Et comme un bon livre n’arrive jamais seul, au printemps 2020, sept nouvelles étoiles se sont inscrites en filigrane de ma PAL des Temps Avenir :

★ – L’éternité n’est pas de trop de François Cheng – cela fait très longtemps que je souhaite découvrir cet auteur dont j’ai entendu beaucoup de bien ; une excursion chez un certain Grand Piou m’a permis de récupérer plusieurs des ouvrages de cet auteur. Je commencerai par celui-là.

★ – Children of Blood and Bone – Legacy of Orïsha de Tomi Adeyemi, un roman de magie empreint de mythologie d’Afrique de l’ouest et de la culture Yoruba que j’aimerais mieux connaitre.

★ – Moi, Peter Pan et Le Livre Jaune de Michael Roch, aux éditions Mü, dont j’ai entendu parler ; c’est un auteur dont je suis curieuse.

★ – Changer l’eau des fleurs de Valérie Perrin, que j’ai eu envie de lire en écoutant une interview de l’autrice lors du Bibliothon organisé par Bulledop.

★ – The Binding de Bridget Collins qui m’a été chaudement recommandé par The Dearest of Them All (et fraîchement arrivé dans mon butin de la semaine passée !)

★ – Le manga L’Atelier des Sorciers de Kamome Shirahama, au sujet duquel mon Vieux Maître préféré ne tarit pas d’éloge (et dont j’ai reçu d’ores et déjà les trois (très beaux) premiers volumes).

★ – Je voudrais également explorer la collection Exprim’ de Sarbacane qui m’intrigue beaucoup au travers de ces quatre romans : Bordeterre de Julia Thévenot, Des astres de Séverine Vidal, Les Petites Reines de Clémentine Beauvais et Falalalalalalalala d’Emilie Chazerand.

Un programme réjouissant en perspective !

Je te laisse sur un rayon de lune et le bruit des pages qui se tourne, chère pousse de séquoia, lumière sur ta journée !

Siècle

6 commentaires sur “Histoires printanières

  1. domi dit :

    Mers Mortes, quelle claque ! J’ai les romans de C Dabos sur ma PAL depuis un bon moment, j’y repenserai.

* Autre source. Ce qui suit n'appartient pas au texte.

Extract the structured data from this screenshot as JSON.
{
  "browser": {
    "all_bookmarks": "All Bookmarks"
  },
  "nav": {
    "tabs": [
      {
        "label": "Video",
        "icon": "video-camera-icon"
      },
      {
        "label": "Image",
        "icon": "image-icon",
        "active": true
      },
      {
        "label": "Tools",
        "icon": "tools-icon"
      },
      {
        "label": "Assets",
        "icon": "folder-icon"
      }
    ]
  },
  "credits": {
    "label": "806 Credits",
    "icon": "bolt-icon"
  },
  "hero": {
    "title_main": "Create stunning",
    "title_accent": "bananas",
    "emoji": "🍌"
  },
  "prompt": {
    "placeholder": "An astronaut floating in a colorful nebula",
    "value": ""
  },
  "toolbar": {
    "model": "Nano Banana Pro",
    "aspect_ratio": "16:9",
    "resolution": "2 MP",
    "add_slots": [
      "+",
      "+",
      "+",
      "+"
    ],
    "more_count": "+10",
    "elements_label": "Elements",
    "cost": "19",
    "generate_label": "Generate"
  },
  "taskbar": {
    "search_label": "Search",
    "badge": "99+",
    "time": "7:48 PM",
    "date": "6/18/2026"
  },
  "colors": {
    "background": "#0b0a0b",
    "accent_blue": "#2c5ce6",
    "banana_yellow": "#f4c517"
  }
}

Et j’ai l’homme qui parlait la langue des serpents aussi sur ma PAL. Tant de livres…

    • Siècle Vaëlban dit :

      Oui, tant de livres et si peu de temps… les PAL sont des êtres expansifs qui n’en finissent jamais de grandir et de se transmuter. ;)

  2. Roanne dit :

    Oh, bon sang, tu as lu L’allée du Roi ? Je crois que je l’ai lu dans les années 90’s, après avoir vu le téléfilm qui en avait été tiré… ^^ ça me rappelle ma jeunesse.
    Bon, il faudra vraiment que je me plonge dans le dernier tome de La passe miroir, faut juste que je dépasse mon appréhension.

    (sinon, hâte de savoir ce que tu penseras de L’atelier des Sorciers, c’est un coup de cœur pour moi, d’ailleurs j’ai acheté le 6ème tome, qui vient juste de paraître, aujourd’hui même)

    • Siècle Vaëlban dit :

      Oui, j’ai lu l’allée du Roi, mieux vaut tard que jamais. ;) Pour le dernier tome de la Passe-Miroir, peut-être attendre le moment où ça te parait évident que c’est LE moment ‘Tome 4 de la Passe-Miroir’ ? J’ai lu les trois premiers tomes de l‘Atelier des Sorciers (et j’ai commandé les trois suivants en librairie) : c’est frais, touchant, pétillant et je suis fan de Kieffrey. <3

      • Roanne dit :

        Ah, j’ai bien faire de repasser par ici, sinon j’aurai manqué ta préonse !
        J’aurais dû me douter que tu apprécierais toi aussi « L’atelier des Sorciers »… j’aime beaucoup la façon dont les liens se tissent entre les ados. Kieffrey a encore pas mal de choses à dévoiler, on le sent dans le tome 6, j’ai hâte d’en savoir plus ! (mais j’avoue que c’est pour son ami commerçant que je craque le plus personnellement, ne cherche pas… :D ).
        Sinon, pour le 4ème Passe-Miroir, tu as tout compris, j’attends que ce soit le moment, que le lire me paraisse comme une évidence. En attendant, j’ai préféré lire le dernier Naomi Novik, « La fileuse d’argent », et j’ai adoré (peut-être pas autant que « Déracinée », mais quand même, je l’ai plus dévoré que lu…).

        • Siècle Vaëlban dit :

          Je ne cherche pas, je ne cherche pas… ^^ J’ai décidément un faible pour Kieffrey qui dissimule bien des secrets, c’est sûr. J’aime notamment sa relation avec ses élèves, hyper bienveillante. Merci pour la référence : je ne connais pas Naomi Novik, du coup, hop, je l’ai notée dans ma PAL comme une autrice à découvrir. Et c’est adorable d’être repassée par ici, je te fais des bises toutes dorées du matin.